On the surface, the Metagrid-Plugin is just a simple browser extension. It doesn’t collect any personal data about its users. The only thing it does is display links between resources on the connected pages. These links are created using embeddings.
First, the ressource is just text. This text is broken down into tokens, which are smaller junks of text or even single words. Every Large Language Model (LLM) starts with this step. Every token is assigned a unique numerical identifier. These identifiers are then transformed into embeddings. Embeddings are vectors that carry semantic meaning.
Metagrid uses 1536 dimensional vector embeddings. Each dimension represents a specific feature of the original data, in our case text. Embeddings offer a mathematical representation of the semantic meaning, even independent from the original language they were generated from. Similar words, sentences, documents or articles will produce similar vectors, that point in a similar direction. The similarity can be measured, e.g. by euclidian distance or cosine similarity. This will result in a numerical representation of similarity between the embeddings.
Here’s a simple example: The words «dog» and «cat» have embeddings that are much closer in a 2-dimensional space than «dog» and «car».
This makes it possible for a computer to compare meaning.
The text of the dictionary entry is broken down into tokens. Every token gets assigned an emedding. In our case, this is a 1536 dimensional vector. All the embeddings get then combined into an average, also called a document embedding. This value is then stored in the Vector DB. Metagrid uses an API of an LLM for these steps. Currently, this is openAI ADA-03, but we are able to change the model easily. In the future, a specifically trained model may be implemented.
These steps (tokenisation – vector-mapping – document-embedding) happen every time new data is pulled into the Metagrid database or when data is updated.
The granularity of the text or document has a big impact on the document embedding. This may result in fewer links for texts on broader topics, and a higher quantity and quality of links on more specific entries.
This is a method to measure the similarity between two vectory in an n-dimensional space. It is used in text analysis, information retrieval or recommender systems. Cosine similarity is expecially useful for text represented as vectors.
Cosine similarity considers the angle between two vectors.

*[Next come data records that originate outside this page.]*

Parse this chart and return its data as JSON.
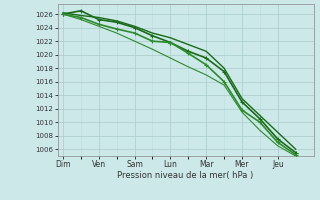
{
  "background_color": "#cce8e8",
  "grid_color_major": "#aacccc",
  "grid_color_minor": "#bbdddd",
  "xlabel": "Pression niveau de la mer( hPa )",
  "ylim": [
    1005,
    1027.5
  ],
  "yticks": [
    1006,
    1008,
    1010,
    1012,
    1014,
    1016,
    1018,
    1020,
    1022,
    1024,
    1026
  ],
  "x_labels": [
    "Dim",
    "Ven",
    "Sam",
    "Lun",
    "Mar",
    "Mer",
    "Jeu"
  ],
  "x_tick_pos": [
    0,
    1,
    2,
    3,
    4,
    5,
    6
  ],
  "x_minor_pos": [
    0.5,
    1.5,
    2.5,
    3.5,
    4.5,
    5.5
  ],
  "xlim": [
    -0.15,
    7.0
  ],
  "series": [
    {
      "x": [
        0,
        0.5,
        1.0,
        1.5,
        2.0,
        2.5,
        3.0,
        3.5,
        4.0,
        4.5,
        5.0,
        5.5,
        6.0,
        6.5
      ],
      "y": [
        1026.2,
        1025.8,
        1025.5,
        1025.0,
        1024.2,
        1023.2,
        1022.5,
        1021.5,
        1020.5,
        1018.0,
        1013.5,
        1011.0,
        1008.5,
        1006.0
      ],
      "marker": false,
      "linewidth": 1.0,
      "color": "#1a6b1a"
    },
    {
      "x": [
        0,
        0.5,
        1.0,
        1.5,
        2.0,
        2.5,
        3.0,
        3.5,
        4.0,
        4.5,
        5.0,
        5.5,
        6.0,
        6.5
      ],
      "y": [
        1026.0,
        1026.5,
        1025.2,
        1024.8,
        1024.0,
        1022.8,
        1021.8,
        1020.5,
        1019.5,
        1017.5,
        1013.0,
        1010.5,
        1007.5,
        1005.5
      ],
      "marker": true,
      "linewidth": 1.2,
      "color": "#1a6b1a"
    },
    {
      "x": [
        0,
        0.5,
        1.0,
        1.5,
        2.0,
        2.5,
        3.0,
        3.5,
        4.0,
        4.5,
        5.0,
        5.5,
        6.0,
        6.5
      ],
      "y": [
        1026.0,
        1025.5,
        1024.5,
        1023.8,
        1023.2,
        1022.0,
        1021.8,
        1020.2,
        1018.5,
        1016.0,
        1011.8,
        1010.0,
        1007.0,
        1005.2
      ],
      "marker": true,
      "linewidth": 1.2,
      "color": "#2d8b2d"
    },
    {
      "x": [
        0,
        0.5,
        1.0,
        1.5,
        2.0,
        2.5,
        3.0,
        3.5,
        4.0,
        4.5,
        5.0,
        5.5,
        6.0,
        6.5
      ],
      "y": [
        1026.0,
        1025.2,
        1024.2,
        1023.2,
        1022.0,
        1020.8,
        1019.5,
        1018.2,
        1017.0,
        1015.5,
        1011.5,
        1008.8,
        1006.5,
        1005.0
      ],
      "marker": false,
      "linewidth": 0.8,
      "color": "#2d8b2d"
    }
  ]
}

If the angle is 0°, the vectors are parallel. This is the maximum similarity and results in a similarity value of 1. If the angle is 90°, the vectors stand orthogonal to each other and the similarity value is 0.

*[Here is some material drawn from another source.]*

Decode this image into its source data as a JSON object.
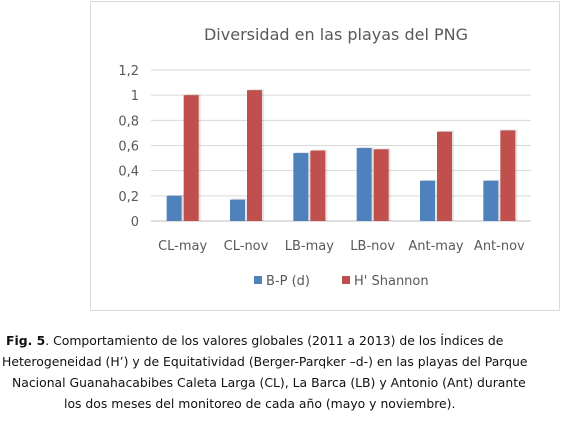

The Metagrid Collector regularly crawls the pages of the connected sites, looking for changes to ressources and new publicly available ressouces. The collector is only looking for published documents or articles. Our crawler works friendly, not overloading the data provider’s servers with requests. The collector then sends the data to the LLM API and requests the vector mappings. The resulting document embeddings are then stored in the vector database.

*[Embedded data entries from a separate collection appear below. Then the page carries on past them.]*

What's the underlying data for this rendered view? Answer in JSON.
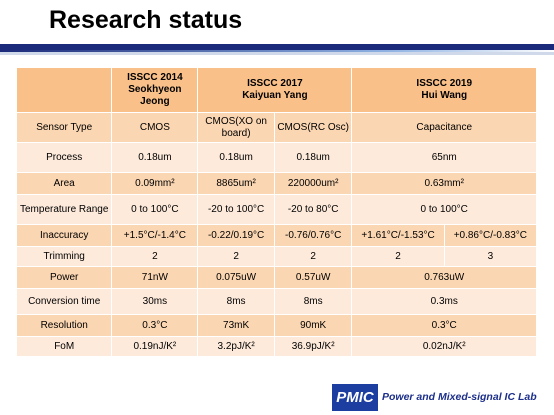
{
  "title": "Research status",
  "columns": [
    {
      "line1": "ISSCC 2014",
      "line2": "Seokhyeon",
      "line3": "Jeong"
    },
    {
      "line1": "ISSCC 2017",
      "line2": "Kaiyuan Yang"
    },
    {
      "line1": "ISSCC 2019",
      "line2": "Hui Wang"
    }
  ],
  "rows": {
    "sensor_type": {
      "label": "Sensor Type",
      "c1": "CMOS",
      "c2": "CMOS(XO on board)",
      "c3": "CMOS(RC Osc)",
      "c4": "Capacitance"
    },
    "process": {
      "label": "Process",
      "c1": "0.18um",
      "c2": "0.18um",
      "c3": "0.18um",
      "c4": "65nm"
    },
    "area": {
      "label": "Area",
      "c1": "0.09mm²",
      "c2": "8865um²",
      "c3": "220000um²",
      "c4": "0.63mm²"
    },
    "temp_range": {
      "label": "Temperature Range",
      "c1": "0 to 100°C",
      "c2": "-20 to 100°C",
      "c3": "-20 to 80°C",
      "c4": "0 to 100°C"
    },
    "inaccuracy": {
      "label": "Inaccuracy",
      "c1": "+1.5°C/-1.4°C",
      "c2": "-0.22/0.19°C",
      "c3": "-0.76/0.76°C",
      "c4": "+1.61°C/-1.53°C",
      "c5": "+0.86°C/-0.83°C"
    },
    "trimming": {
      "label": "Trimming",
      "c1": "2",
      "c2": "2",
      "c3": "2",
      "c4": "2",
      "c5": "3"
    },
    "power": {
      "label": "Power",
      "c1": "71nW",
      "c2": "0.075uW",
      "c3": "0.57uW",
      "c4": "0.763uW"
    },
    "conversion_time": {
      "label": "Conversion time",
      "c1": "30ms",
      "c2": "8ms",
      "c3": "8ms",
      "c4": "0.3ms"
    },
    "resolution": {
      "label": "Resolution",
      "c1": "0.3°C",
      "c2": "73mK",
      "c3": "90mK",
      "c4": "0.3°C"
    },
    "fom": {
      "label": "FoM",
      "c1": "0.19nJ/K²",
      "c2": "3.2pJ/K²",
      "c3": "36.9pJ/K²",
      "c4": "0.02nJ/K²"
    }
  },
  "logo": {
    "mark": "PMIC",
    "text": "Power and Mixed-signal IC Lab"
  },
  "colors": {
    "header": "#f9c08a",
    "row_dark": "#fbd6b2",
    "row_light": "#fdeadb",
    "brand": "#1c3ea0"
  }
}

The Metagrid Plugin API server queries the vector database. When a user visits one of the connected pages, the plugin sends a request to the Metagrid Cluster. Only if a result is found, will the plugin activate in the users browser and display the links.
What happens when using the Metagrid Plugin?
The Plugin is currently available in the Chrome Web Store for all Chromium based browsers. It is a very light-weight browser extension. The plugin only displays its own contents on the websites of the network. It does not analyze the sites content and does not collect any personal data about its users.
The plugin only appears, when at least one link is found. It makes itself clearly visible as a foreign object to the website. This enables users to clearly distinguish between content provided by the sites they are visiting, and the additional information offered by the Metagrid-Plugin.
The plugin sends only the following information to the Metagrid Server: current url, user feedback («thumbs up»/«thumbs down», clicks on links), and an anonymous token of the plugin installation.
The plugin receives similar resources from the Metagrid server and provides those to the user. There is no contact from the plugin to any third-party services. Metagrid collects no personal user data.